In particolare la Corte ha riconosciuto che l’accesso al concorso possa essere condizionato al possesso di requisiti fissati in base alla legge, anche allo scopo di consolidare pregresse esperienze lavorative maturate nell’ambito dell’amministrazione, ma ciò “fino al limite oltre il quale possa dirsi che l’assunzione nell’amministrazione pubblica, attraverso norme di privilegio, escluda o irragionevolmente riduca, le possibilità di accesso, per tutti gli altri aspiranti, con violazione del carattere “pubblico” del concorso, secondo quanto prescritto in via normale, a tutela anche dell’interesse pubblico, dall’art. 97, terzo comma, della Costituzione” (sentenza n. 141 del 1999).”

Ancora, con la sentenza n. 34/2004 la Corte richiama propri precedenti e ribadisce di riconoscere nel concorso pubblico (art. 97 Cost.) la forma generale e ordinaria i reclutamento per il pubblico impiego, in quanto meccanismo strumentale al canone di efficienza dell’amministrazione; ritiene che possa derogarsi a tale regola solo in presenza di peculiari situazioni giustificatrici (…) il cui vaglio di costituzionalità non può che passare attraverso una valutazione di ragionevolezza della scelta operata dal legislatore.

Quali scenari possibili per la Riforma Brunetta?
L’art. 10 del D.L. 44/2021 dispone la preselettiva per titoli per TUTTI i concorsi. Titoli, poi, che possono variare da un’amministrazione all’altra.
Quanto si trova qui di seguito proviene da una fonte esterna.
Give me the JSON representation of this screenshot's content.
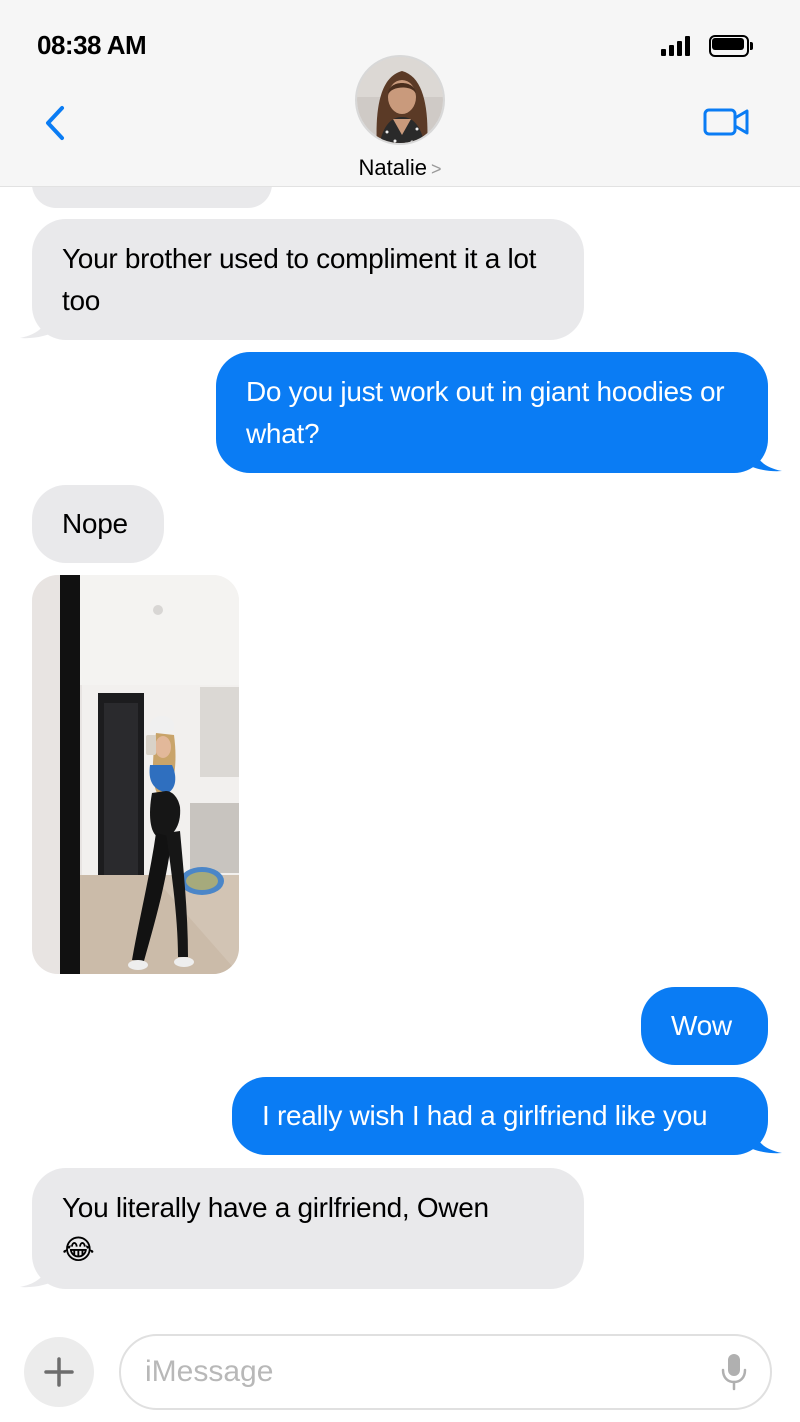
{
  "status_bar": {
    "time": "08:38 AM",
    "signal_icon": "cellular-signal-icon",
    "battery_icon": "battery-icon"
  },
  "header": {
    "back_icon": "chevron-left-icon",
    "contact_name": "Natalie",
    "name_chevron": ">",
    "video_icon": "video-camera-icon",
    "accent_color": "#0a7cf4"
  },
  "messages": [
    {
      "from": "contact",
      "text": "Your brother used to compliment it a lot too"
    },
    {
      "from": "me",
      "text": "Do you just work out in giant hoodies or what?"
    },
    {
      "from": "contact",
      "text": "Nope"
    },
    {
      "from": "contact",
      "type": "photo"
    },
    {
      "from": "me",
      "text": "Wow"
    },
    {
      "from": "me",
      "text": "I really wish I had a girlfriend like you"
    },
    {
      "from": "contact",
      "text": "You literally have a girlfriend, Owen",
      "emoji": "😂"
    }
  ],
  "composer": {
    "plus_icon": "plus-icon",
    "placeholder": "iMessage",
    "mic_icon": "microphone-icon"
  },
  "colors": {
    "outgoing_bubble": "#0a7cf4",
    "incoming_bubble": "#e9e9eb",
    "header_bg": "#f6f6f6"
  }
}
Certamente le decisioni rinvengono il proprio fondamento nel risolvere (tentare di risolvere) le conseguenze dell’epidemia globale, e per far fronte alle straordinarie esigenze della PA (quindi alle “peculiari situazioni giustificatrici”).

Ma le peculiari situazioni giustificatrici a base della riforma hanno carattere temporaneo. Quindi, prevedere una norma che di fatto limita l’accesso ai pubblici uffici a un numero più che considerevole di candidati anche quando le peculiari situazioni giustificatrici saranno terminate potrebbe far sì che la stessa sia oggetto di censura. In particolare l’art. 10 dovrebbe essere analizzato sotto l’aspetto della ragionevolezza della scelta del legislatore: e a questo punto potrebbe prospettarsi un ‘duro scontro’, oltre che con il principio dell’art. 97 della Costituzione, anche con il fondamentale principio di uguaglianza sostanziale.